The Jewish outreach group Aish HaTorah employs Bible codes in their Discovery Seminars to persuade secular Jews of the divinity of the Torah, and to encourage them to trust in traditional Orthodox Jewish teachings. Use of Bible code techniques also spread into certain Christian circles, especially in the United States. The main early proponents were Yakov Rambsel, who is a Messianic Jew, and Grant Jeffrey. Another Bible code technique was developed in 1997 by Dean Coombs. Various pictograms are claimed to be formed by words and sentences using ELS.
Since 2000, physicist Nathan Jacobi, an agnostic Jew, and engineer Moshe Aharon Shak, an orthodox Jew, claim to have discovered hundreds of examples of lengthy, extended ELSs. The number of extended ELSs at various lengths is compared with those expected from a non-encoded text, as determined by a formula from Markov chain theory.
Criticism
The precise order of consonantal letters represented in the Hebrew Masoretic Text is not consistent across manuscripts in any period. It is known from earlier versions, such as the Dead Sea Scrolls, that the number of letters was not constant even in the first centuries CE. The Bible code theory thus does not seem to account for these variations.Similar predictions have been obtained on the text of the novel Moby-Dick, which would require the reader, applying the same principles, to believe that the novel was divinely inspired.

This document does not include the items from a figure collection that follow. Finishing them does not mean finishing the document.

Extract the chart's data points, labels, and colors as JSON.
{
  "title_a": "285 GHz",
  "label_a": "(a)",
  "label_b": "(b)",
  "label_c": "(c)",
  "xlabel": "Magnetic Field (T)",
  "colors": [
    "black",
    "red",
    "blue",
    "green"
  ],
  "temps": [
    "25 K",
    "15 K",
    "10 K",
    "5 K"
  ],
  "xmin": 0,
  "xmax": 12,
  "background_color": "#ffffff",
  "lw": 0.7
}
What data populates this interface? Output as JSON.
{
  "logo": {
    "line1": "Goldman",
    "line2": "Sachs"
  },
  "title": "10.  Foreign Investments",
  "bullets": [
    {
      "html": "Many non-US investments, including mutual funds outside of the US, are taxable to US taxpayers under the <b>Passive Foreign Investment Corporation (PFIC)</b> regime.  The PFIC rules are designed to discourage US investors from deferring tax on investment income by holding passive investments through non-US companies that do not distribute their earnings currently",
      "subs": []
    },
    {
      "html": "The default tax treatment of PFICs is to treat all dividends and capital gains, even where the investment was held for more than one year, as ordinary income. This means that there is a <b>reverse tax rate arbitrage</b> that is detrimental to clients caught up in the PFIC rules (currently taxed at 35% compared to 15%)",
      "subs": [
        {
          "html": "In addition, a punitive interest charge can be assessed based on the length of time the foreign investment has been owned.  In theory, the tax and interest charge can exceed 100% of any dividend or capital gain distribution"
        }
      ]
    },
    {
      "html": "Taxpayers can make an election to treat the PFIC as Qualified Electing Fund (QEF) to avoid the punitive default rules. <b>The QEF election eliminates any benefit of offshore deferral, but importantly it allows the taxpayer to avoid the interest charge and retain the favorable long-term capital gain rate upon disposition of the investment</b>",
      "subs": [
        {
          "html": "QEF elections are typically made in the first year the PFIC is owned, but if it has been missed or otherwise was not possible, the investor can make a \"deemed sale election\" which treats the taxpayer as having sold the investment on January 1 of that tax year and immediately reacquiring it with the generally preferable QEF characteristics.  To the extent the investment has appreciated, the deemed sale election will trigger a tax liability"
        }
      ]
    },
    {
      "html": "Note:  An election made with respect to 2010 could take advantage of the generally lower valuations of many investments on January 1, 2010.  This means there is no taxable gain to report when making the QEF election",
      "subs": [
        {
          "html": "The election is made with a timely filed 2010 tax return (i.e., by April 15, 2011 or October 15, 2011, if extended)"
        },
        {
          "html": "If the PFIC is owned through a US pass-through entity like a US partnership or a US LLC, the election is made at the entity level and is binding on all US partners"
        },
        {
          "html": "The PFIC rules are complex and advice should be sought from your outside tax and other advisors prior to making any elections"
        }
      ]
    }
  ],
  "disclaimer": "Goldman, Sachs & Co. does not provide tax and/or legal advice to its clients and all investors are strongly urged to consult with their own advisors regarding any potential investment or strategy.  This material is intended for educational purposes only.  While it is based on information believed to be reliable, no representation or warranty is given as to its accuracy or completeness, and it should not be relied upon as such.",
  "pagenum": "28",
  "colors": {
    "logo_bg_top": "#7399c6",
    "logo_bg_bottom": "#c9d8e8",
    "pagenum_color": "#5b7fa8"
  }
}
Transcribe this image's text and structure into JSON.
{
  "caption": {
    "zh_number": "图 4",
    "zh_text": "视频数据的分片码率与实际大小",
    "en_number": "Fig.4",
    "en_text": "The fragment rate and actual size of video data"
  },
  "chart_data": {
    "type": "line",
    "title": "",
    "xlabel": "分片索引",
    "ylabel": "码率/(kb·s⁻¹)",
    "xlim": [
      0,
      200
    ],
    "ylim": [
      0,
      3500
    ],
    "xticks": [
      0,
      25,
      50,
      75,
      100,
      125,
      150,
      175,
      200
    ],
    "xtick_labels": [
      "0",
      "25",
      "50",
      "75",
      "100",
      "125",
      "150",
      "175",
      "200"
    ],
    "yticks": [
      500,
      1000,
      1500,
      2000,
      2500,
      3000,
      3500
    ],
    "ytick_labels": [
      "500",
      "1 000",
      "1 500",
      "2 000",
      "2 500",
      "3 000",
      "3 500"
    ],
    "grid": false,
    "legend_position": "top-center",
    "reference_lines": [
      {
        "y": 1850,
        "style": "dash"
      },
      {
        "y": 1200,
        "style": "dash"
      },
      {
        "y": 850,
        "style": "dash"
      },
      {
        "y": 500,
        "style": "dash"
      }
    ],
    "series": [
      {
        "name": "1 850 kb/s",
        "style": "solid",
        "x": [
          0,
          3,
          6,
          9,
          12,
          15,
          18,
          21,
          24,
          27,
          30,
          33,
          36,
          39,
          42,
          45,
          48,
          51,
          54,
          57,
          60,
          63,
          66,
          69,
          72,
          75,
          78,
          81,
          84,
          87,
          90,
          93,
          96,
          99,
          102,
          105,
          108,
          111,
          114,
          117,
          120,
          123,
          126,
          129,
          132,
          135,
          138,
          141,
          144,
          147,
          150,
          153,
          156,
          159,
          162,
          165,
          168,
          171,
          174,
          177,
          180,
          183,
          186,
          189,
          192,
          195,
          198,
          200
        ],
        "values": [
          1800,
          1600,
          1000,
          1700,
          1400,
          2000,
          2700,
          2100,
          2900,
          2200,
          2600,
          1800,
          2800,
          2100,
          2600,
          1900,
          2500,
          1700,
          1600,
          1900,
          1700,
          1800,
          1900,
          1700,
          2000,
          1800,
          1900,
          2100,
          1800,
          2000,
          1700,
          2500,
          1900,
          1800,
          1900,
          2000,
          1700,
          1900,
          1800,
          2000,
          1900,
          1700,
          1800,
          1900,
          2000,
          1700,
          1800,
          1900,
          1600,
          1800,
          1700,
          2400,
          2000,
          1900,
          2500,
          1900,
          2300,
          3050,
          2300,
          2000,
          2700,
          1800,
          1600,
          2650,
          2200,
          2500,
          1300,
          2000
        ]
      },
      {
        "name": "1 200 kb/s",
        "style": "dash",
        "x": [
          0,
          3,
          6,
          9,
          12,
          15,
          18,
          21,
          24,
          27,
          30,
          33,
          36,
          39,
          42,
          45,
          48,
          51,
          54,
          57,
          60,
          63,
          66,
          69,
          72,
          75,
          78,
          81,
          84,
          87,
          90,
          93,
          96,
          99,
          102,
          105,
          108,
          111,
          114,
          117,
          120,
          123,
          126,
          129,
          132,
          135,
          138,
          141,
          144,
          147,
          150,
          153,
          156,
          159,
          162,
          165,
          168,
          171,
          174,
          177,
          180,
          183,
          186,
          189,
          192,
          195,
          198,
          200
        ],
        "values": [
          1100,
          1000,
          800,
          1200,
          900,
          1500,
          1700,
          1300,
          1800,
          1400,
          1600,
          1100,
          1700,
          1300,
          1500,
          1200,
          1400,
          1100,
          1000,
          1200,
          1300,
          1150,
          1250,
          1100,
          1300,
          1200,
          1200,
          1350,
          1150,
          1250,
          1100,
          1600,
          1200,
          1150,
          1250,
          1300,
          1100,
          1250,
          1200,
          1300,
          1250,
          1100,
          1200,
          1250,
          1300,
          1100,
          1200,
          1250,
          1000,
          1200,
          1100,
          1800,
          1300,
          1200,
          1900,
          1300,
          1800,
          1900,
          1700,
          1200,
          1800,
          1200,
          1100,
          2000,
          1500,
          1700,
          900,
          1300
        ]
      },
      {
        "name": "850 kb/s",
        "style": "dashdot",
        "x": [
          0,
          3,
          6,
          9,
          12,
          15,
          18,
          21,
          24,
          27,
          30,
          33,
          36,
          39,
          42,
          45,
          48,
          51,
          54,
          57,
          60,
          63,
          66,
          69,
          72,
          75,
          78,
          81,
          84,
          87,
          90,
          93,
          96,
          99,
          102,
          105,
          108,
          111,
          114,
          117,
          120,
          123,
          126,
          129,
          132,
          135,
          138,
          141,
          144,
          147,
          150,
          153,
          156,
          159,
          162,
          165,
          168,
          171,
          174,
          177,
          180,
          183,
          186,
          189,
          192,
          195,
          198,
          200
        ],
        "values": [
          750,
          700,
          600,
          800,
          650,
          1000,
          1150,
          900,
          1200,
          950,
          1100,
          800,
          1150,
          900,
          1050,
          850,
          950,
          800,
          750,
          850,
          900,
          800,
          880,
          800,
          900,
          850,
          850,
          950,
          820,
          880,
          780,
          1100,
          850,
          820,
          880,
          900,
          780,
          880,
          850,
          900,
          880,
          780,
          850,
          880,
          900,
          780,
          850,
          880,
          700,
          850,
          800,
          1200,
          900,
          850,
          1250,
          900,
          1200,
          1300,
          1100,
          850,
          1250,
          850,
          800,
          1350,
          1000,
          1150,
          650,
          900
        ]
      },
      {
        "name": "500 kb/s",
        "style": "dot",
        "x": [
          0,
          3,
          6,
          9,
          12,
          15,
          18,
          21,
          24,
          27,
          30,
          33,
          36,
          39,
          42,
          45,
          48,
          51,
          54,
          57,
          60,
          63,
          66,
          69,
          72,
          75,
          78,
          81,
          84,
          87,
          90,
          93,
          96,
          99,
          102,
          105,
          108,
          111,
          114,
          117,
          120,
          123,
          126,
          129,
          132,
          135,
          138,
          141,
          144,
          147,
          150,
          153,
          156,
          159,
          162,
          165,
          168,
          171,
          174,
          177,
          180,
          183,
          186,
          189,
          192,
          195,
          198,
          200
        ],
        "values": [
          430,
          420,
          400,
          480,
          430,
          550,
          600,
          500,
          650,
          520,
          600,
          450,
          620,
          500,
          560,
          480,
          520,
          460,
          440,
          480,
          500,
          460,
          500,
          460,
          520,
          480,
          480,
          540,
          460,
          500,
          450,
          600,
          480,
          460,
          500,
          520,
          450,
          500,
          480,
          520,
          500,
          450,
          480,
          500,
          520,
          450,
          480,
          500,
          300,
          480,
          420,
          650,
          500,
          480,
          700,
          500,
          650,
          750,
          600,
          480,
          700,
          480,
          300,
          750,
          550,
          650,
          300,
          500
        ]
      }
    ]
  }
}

Criticism of the original paper
In 1999, Australian mathematician Brendan McKay, Israeli mathematicians Dror Bar-Natan and Gil Kalai, and Israeli psychologist Maya Bar-Hillel published a paper in Statistical Science, in which they argued that the case of Witztum, Rips and Rosenberg was "fatally defective, and that their result merely reflects on the choices made in designing their experiment and collecting the data for it." The MBBK paper was reviewed anonymously by four professional statisticians prior to publication. In the introduction to the paper, Robert Kass, the Editor of the Journal who previously had described the WRR paper as a "challenging puzzle" wrote that "considering the work of McKay, Bar-Natan, Kalai and Bar-Hillel as a whole it indeed appears, as they conclude, that the puzzle has been solved".From their observations, MBBK created an alternative hypothesis to explain the "puzzle" of how the codes were discovered. MBBK's argument was not strictly mathematical, rather it asserted that the WRR authors and contributors had intentionally:
- Selected the names and/or dates in advance, and;
- Designed their experiments to match their selection, thereby achieving their "desired" result.
The MBBK paper demonstrated that this "tuning", when combined with what MBBK asserted was available "wiggle" room, was capable of generating a result similar to WRR's Genesis result in a Hebrew translation of War and Peace. Bar-Hillel subsequently summarized the MBBK view that the WRR paper was a hoax, an intentionally and carefully designed "magic trick".